Comment 7: How is breast pain during the luteal phase of menstruation related to elevated serum oestrogen levels, lowered progesterone levels and hormonal imbalance?.

Response: We are grateful to the reviewer for requesting this mechanistic insight. The following information has been added to section 4.1: “elevated serum oestrogen levels and decreased progesterone levels, leading to a hormonal imbalance, as far as these two hormones are concerned. This phenomenon, termed oestrogen dominance, occasions ductal growth and swelling from the oestrogen, which is not compensated for by progesterone levels, culminating in tenderness and discomfort in the normal or accessory breast tissues. The oestrogen dominance can also occasion the formation of cancerous or fibrocystic lumps, which can also cause pain in normal or accessory breast tissues”.

Comment 8: The difficulty in distinguishing accessory breasts from other breast malformations may account for the underreporting of the condition, which explains the small sample size. I think it should be revised with clear limitations of this study.

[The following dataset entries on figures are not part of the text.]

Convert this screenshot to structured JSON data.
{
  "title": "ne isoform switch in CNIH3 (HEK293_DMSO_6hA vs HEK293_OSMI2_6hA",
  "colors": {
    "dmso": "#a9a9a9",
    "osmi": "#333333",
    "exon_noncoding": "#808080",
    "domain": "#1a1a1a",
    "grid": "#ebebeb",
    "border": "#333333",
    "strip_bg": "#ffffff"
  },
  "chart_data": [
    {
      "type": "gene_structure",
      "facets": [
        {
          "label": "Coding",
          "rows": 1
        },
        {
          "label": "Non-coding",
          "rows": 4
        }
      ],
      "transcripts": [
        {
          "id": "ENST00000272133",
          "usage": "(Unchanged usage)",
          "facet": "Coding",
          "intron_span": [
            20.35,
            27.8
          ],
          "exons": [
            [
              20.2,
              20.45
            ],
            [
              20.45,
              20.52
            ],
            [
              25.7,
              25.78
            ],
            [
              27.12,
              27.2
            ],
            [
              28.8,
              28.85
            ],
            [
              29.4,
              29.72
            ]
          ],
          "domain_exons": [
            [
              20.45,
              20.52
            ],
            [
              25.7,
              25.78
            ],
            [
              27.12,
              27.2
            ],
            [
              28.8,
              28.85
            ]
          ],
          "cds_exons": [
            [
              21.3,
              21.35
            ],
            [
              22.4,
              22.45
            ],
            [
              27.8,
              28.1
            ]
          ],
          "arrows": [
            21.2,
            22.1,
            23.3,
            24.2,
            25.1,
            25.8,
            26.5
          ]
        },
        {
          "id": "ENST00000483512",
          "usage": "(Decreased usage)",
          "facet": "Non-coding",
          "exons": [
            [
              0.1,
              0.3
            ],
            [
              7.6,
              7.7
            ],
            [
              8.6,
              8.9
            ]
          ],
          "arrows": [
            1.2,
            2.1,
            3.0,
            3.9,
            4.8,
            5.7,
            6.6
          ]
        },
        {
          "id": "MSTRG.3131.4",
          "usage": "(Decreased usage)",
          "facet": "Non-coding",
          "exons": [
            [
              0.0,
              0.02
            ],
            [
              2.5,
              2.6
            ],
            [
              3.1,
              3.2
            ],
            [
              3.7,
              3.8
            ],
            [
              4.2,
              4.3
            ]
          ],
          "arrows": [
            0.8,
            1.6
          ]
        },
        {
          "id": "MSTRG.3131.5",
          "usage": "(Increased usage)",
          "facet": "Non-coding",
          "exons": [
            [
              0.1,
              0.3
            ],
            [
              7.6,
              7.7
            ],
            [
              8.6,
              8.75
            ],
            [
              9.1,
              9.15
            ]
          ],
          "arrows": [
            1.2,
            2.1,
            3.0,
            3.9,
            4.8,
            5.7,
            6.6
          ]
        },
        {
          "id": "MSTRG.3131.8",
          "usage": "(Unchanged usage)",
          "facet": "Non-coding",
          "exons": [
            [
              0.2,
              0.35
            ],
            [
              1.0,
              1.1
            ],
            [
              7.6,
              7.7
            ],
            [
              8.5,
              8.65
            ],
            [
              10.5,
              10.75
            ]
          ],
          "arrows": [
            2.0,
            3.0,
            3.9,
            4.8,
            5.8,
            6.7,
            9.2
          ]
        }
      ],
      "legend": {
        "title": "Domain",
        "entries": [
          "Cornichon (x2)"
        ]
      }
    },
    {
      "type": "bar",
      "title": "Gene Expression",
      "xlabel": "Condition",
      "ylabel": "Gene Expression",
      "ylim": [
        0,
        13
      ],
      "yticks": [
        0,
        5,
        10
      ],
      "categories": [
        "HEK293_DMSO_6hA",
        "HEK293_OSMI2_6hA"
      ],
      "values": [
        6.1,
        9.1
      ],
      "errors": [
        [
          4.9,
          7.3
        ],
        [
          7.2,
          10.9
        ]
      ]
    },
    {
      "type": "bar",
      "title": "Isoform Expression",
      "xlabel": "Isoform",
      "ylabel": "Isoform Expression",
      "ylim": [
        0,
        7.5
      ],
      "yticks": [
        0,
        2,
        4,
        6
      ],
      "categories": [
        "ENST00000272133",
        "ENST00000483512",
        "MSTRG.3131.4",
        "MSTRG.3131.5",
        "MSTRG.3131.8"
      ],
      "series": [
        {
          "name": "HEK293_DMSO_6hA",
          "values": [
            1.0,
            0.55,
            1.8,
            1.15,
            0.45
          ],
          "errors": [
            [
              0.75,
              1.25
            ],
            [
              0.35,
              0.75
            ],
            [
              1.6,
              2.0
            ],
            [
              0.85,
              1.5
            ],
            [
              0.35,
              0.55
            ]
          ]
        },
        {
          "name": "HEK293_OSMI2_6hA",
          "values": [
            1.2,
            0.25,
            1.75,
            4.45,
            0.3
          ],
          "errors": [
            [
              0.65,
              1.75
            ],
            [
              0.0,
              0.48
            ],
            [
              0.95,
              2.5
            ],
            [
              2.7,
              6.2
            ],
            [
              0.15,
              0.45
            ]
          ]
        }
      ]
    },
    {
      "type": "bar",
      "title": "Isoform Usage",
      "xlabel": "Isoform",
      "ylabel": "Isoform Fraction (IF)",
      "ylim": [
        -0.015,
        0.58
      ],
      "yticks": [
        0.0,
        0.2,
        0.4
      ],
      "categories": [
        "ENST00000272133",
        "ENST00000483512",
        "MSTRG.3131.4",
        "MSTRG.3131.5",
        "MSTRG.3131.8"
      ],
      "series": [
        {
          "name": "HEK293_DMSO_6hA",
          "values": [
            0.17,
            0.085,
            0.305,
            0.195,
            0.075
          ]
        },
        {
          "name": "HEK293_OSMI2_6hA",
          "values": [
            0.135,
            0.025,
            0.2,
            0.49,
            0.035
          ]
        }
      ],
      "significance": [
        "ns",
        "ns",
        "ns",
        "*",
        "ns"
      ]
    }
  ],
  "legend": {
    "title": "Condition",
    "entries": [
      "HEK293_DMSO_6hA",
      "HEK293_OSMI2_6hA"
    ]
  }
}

Response: We thank the reviewer for this comment. However, this limitation has been clearly stated in the manuscript. Our limitation was the small sample size. The statement “The difficulty in distinguishing accessory breasts from other breast malformations may account for the underreporting of the condition, which explains the small sample size”, was added as a possible reason for the low reported prevalence of accessory breasts in the study population. Expanding the quoted statement would have been warranted if the focus of our study was on the diagnosis and prevalence of accessory breasts, as well as the reasons they are underdiagnosed in the study population.

Comment 9: How ADGRG5 which is a receptor protein plays vital role for tissue and organ function? Is it affecting the heart, ear, and sciatic nerve systems?

Response: Thank you to the reviewer for seeking clarification. Many genes, such as ADGRG5, FGFR2 and SHH, are expressed across multiple organs and tissues. Such genes may be crucial for the development and function of these multi-organ systems, and pathogenic variants in these genes may lead to a syndrome with multisystem phenotypes. This is the rationale for the descriptions of ADGRG5 in the manuscript.

Comment 10: Why OR4Q3 and OR2W1 encode olfactory receptors responsible for the sense of smell in humans?

Response: Thank you to the reviewer for seeking clarification. OR4Q3 and OR2W1 encode receptor proteins that are expressed in the nasal cavity. These proteins bind to odour molecules to enhance the perception of smell. These genes are discussed in this context in the manuscript. However, we chose not to belabour the functions of these genes because they are not the focus of the study.

Comment 11: The grammar can be improved.

Response: We have thoroughly reviewed the manuscript and improved the grammar where necessary.